EVERY young man who woos a young lady puts on his best clothes, straightens his tie, combs his hair, smiles his best smile and minds his manners.

He opens doors for her, he holds out her coat, he allows her choice of seat in the restaurant.

Some men are so anxious to impress that they pick up dirty underwear from the bedroom floor and they even put the toilet seat down.

As time wears on, as the courtship moves more towards marriage, things start to slip a little. Just little details - a phone call not responded to immediately, dishes left unwashed by the sink - through which he reveals his true self.

Of course, some men are truly chivalrous. Others are not.

Gordon Brown reminds me of a man who is courting. He's definitely smiling his best smile. He's certainly started combing his hair. And he's got a new aid to straighten his tie.

He is wooing both the Labour Party and - more importantly - the electorate and the country as a whole. His media manipulators are trying to show that he's not as grey, not as stiff, not as dour as we think he is.

This is modern politics. We are being sold a new, improved package of Gordon Brown - just as we were sold the new, green brand of David Cameron's Tories when he cycled into Westminster with a 4x4 chugging along behind carrying his shoes.

I think the public are sophisticated enough to see all of this. They can see the message - the new "listening and learning" Gordon or the environmentally aware David - but they can also see the spin.

They see through the spin - that's why Redcar's Mo Mowlam was so popular. She was thoroughly unspun, and the public responded very positively to her natural, unvarnished personality.

So two things have shone through Mr Brown's courtship this week for me.

Firstly, he has said he wants to create more apprenticeships. This is great - I know of an 18-year-old who wants to be an electrician but looks likely to have to leave the North-East because he cannot get an apprenticeship in his home region.
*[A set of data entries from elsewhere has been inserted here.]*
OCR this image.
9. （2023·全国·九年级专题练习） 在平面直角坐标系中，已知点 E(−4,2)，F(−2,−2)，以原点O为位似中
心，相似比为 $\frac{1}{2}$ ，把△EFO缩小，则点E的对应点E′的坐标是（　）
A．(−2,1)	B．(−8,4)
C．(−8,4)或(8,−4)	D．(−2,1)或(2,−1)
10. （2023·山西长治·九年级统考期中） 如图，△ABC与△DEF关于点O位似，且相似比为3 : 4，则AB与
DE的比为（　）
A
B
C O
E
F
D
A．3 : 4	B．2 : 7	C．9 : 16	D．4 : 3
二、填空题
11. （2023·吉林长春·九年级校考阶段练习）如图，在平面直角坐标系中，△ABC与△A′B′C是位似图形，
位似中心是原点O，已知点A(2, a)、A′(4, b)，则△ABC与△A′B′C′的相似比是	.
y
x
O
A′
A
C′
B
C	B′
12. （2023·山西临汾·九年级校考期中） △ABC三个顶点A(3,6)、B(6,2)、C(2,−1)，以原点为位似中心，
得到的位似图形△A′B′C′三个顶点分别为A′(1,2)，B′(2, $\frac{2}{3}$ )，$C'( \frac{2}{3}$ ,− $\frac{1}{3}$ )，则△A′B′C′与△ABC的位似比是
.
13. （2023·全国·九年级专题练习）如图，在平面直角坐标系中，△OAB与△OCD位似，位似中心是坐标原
So Gordon shows there is some substance behind his new image.

Secondly, I rather like the story about Mr Brown once grabbing former minister Frank Field by the lapels and yelling at him when they disagreed. This was supposed to be a shock revelation that would damage Mr Brown's leadership credentials, particularly as it came in the same Channel 4 programme that revealed he sulked when he didn't get his own way. This was the courtship ending, the smile slipping, and the real Mr Brown being revealed.

But we want a leader who cares so passionately about his ideas that he is prepared to jump up and down and shout about them. We want a leader who cares when he is defeated rather than lightly brushing it off and getting on with something else. We want a leader who takes defeat personally, who resolves to do better next time because he knows his ideas are so vital for the country that he cannot abide the thought of them falling by the wayside.

We all know that Mr Brown cannot go round "listening and learning" forever, he must do some leading as well. We all know he cannot stand at the Despatch Box smiling sweetly because Mr Cameron will tear into him.

So the spin of the smile and the soundbite will play its part in selling Mr Brown to the nation, but more important are the times when the manufactured mask slips and we see what we are really getting.

And I like what I see in the man who will be married to the country as Prime Minister.